I will never back down in defense of the conservative values that make America exceptional.
— Tim Scott (@votetimscott) April 12, 2023
That's why I'm announcing my exploratory committee for President of the United States.
This fight is personal.
I want every American to have the same opportunities I had. pic.twitter.com/HV56pbyKdB
The Bulwark's Amanda Carpenter is appropriately appalled:
Scott declared his ambition to seek the highest office in the land on Wednesday, April 12, with an ad filmed at Fort Sumter, where the first shots of the Civil War rang out 161 years earlier to the day. He wanted people to pay attention to that fateful anniversary....Carpenter is right to draw attention to this, but I don't agree with her when she summarizes Scott's argument as "it’s Joe Biden who is leading a new confederacy that threatens to tear the country apart." This isn't, as Carpenter puts it, "Scott's reframing of Joe Biden as a soul-sucking Jefferson Davis." Scott is saying that Biden is the new Abraham Lincoln -- and that's a bad thing.
Walking past Fort Sumter’s cannons, Scott recalled how when the South Carolina militia fired on the U.S. Army base in 1861, “our country faced the defining moment.” Today, he said, “our country is once again being tested.”
“Once again, our divisions run deep, and the threat to our future is real,” Scott warned. All because “Joe Biden and the radical left have chosen a culture of grievance over greatness.” Scott said the Democrats are “indoctrinating our children to believe we live in an evil country” and weaponizing race to “divide us, to hold on to their power.”
“I know America is a land of opportunity, not a land of oppression,” Scott said. “I know it because I’ve lived it. That’s why it pains my soul to see the Biden liberals attacking every rung of the ladder that helped me climb.”
The right's narrative of race in America goes something like this: The Southern cause in the Civil War was a noble one. Southerners were defending "heritage, not hate." At the same time, slavery was bad -- but it was all the fault of Democrats, so because contemporary right-wing Southerners are Republicans, they're absolved of all blame for slavery. (Recall the recent bill proposed by a Florida lawmaker that would have abolished the state Democratic Party because "the party’s platform has previously advocated for, or been in support of, slavery or involuntary servitude.") The war to defeat slavery is rarely embraced, and there's an implication that slavery somehow disappeared on its own, because True Patriots were prayerful Christians and came to despise slavery as a result. White people don't deserve blame for slavery, they deserve credit for ending it.

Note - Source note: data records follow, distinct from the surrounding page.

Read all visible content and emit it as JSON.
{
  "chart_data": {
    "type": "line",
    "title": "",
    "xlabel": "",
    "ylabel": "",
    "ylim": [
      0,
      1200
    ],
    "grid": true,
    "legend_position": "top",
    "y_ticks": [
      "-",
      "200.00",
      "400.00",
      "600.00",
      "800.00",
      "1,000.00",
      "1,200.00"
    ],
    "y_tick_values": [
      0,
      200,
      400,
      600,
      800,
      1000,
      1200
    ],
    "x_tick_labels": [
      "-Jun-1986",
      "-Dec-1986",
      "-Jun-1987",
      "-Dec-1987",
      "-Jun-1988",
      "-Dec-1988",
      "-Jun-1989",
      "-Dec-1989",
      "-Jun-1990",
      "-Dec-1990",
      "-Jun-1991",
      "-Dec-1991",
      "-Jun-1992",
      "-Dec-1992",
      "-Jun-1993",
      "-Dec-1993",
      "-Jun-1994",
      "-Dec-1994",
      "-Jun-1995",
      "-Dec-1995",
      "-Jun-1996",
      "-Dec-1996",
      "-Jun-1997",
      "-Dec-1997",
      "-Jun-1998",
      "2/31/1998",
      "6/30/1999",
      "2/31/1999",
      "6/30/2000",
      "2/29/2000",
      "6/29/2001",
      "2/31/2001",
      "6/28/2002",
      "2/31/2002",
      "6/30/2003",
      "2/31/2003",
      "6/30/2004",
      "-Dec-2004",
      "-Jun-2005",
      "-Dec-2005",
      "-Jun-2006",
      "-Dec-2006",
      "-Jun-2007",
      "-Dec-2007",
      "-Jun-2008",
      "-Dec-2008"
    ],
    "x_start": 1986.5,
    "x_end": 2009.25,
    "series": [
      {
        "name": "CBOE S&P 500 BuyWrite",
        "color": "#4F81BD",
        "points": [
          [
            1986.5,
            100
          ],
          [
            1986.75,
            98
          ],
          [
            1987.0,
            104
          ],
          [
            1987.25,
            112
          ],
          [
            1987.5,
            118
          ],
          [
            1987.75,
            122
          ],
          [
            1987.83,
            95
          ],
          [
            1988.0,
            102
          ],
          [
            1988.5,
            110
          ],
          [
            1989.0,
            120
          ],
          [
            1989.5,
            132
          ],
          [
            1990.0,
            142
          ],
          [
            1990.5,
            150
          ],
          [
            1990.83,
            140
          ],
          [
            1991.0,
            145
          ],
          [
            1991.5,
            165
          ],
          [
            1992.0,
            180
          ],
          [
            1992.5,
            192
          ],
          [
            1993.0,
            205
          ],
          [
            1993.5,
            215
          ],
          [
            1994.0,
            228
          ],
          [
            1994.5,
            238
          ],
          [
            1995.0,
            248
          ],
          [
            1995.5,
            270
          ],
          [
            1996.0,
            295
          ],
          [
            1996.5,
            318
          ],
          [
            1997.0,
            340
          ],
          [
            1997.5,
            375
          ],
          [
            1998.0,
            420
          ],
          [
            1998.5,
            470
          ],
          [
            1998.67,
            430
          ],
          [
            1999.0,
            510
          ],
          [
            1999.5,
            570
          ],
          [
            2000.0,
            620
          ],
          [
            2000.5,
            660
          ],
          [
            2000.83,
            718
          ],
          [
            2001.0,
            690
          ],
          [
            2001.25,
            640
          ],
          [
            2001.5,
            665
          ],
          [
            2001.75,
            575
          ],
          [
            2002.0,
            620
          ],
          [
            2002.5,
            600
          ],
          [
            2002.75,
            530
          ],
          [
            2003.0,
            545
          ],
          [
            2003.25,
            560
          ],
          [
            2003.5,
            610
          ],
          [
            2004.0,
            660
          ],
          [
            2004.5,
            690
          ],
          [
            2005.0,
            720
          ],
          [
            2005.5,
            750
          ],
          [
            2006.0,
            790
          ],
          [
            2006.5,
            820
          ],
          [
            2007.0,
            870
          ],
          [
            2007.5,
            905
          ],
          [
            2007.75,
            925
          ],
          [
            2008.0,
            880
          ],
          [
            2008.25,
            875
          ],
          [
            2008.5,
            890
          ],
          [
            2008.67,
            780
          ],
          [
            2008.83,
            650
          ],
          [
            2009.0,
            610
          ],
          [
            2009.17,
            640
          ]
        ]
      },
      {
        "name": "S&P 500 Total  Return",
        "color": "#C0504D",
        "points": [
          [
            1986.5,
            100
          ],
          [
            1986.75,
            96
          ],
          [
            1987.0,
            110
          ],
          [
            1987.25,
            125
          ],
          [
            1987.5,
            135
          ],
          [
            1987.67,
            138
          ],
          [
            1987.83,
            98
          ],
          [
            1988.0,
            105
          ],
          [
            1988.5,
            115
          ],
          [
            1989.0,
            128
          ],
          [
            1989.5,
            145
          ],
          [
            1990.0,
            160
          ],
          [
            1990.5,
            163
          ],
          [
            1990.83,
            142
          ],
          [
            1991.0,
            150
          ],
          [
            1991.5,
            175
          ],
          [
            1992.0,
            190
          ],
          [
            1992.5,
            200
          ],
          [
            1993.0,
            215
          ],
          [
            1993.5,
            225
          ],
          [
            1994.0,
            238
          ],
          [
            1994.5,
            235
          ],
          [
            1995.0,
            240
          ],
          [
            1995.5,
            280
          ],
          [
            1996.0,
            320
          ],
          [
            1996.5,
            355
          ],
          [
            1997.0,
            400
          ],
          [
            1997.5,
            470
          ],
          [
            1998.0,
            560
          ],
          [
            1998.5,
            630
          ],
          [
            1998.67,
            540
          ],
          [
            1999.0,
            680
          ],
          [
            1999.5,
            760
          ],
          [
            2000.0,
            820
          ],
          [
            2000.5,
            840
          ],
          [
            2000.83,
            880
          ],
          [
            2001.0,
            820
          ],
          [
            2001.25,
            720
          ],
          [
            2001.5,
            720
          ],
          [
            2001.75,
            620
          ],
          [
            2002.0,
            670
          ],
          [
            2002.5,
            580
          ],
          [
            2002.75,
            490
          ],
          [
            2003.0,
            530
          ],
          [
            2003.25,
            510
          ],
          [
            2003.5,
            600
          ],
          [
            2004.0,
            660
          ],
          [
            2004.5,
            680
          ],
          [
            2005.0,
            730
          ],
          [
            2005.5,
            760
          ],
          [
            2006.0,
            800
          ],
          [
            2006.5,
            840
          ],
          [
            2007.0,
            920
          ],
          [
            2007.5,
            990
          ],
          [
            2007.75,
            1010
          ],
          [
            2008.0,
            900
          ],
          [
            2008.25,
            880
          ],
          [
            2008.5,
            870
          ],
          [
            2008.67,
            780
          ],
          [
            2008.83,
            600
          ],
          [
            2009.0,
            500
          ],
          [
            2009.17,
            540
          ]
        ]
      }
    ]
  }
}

According to this narrative, it was Lincoln who was "making everything all about race." America, whose values are most clearly embodied by Southern white conservatives, was perfect in 1861 and is perfect now; the fact that it hadn't eliminated slavery by 1861 was just God working in mysterious ways. (Maybe enslaving Africans for centuries in America was God's way of bringing them to Christ.) Inevitably, slavery disappeared. Its past existence isn't a blot on white Southern conservatives, though it's also a horrendous moral crime on the part of the nineteenth-century Democratic Party, which is identical to the present-day Democratic Party.
It's always liberals who are the meddlesome, intrusive bad guys, and it's always Democrats who are to blame (even though, in 1861, liberals and Democrats were on opposite sides).
Tim Scott didn't go to Fort Sumter because the voters he's pursuing see it as a place where their literal or spiritual ancestors fought to defend their right to continue committing crimes against humanity. Scott went to Fort Sumter because those voters regard it as a place of pride. The enemy, then and now, was a cabal of menacing Northern liberals who want to “divide us, to hold on to their power.”
None of this makes logical sense. But in the reptile brains of right-wingers, it's the gospel truth.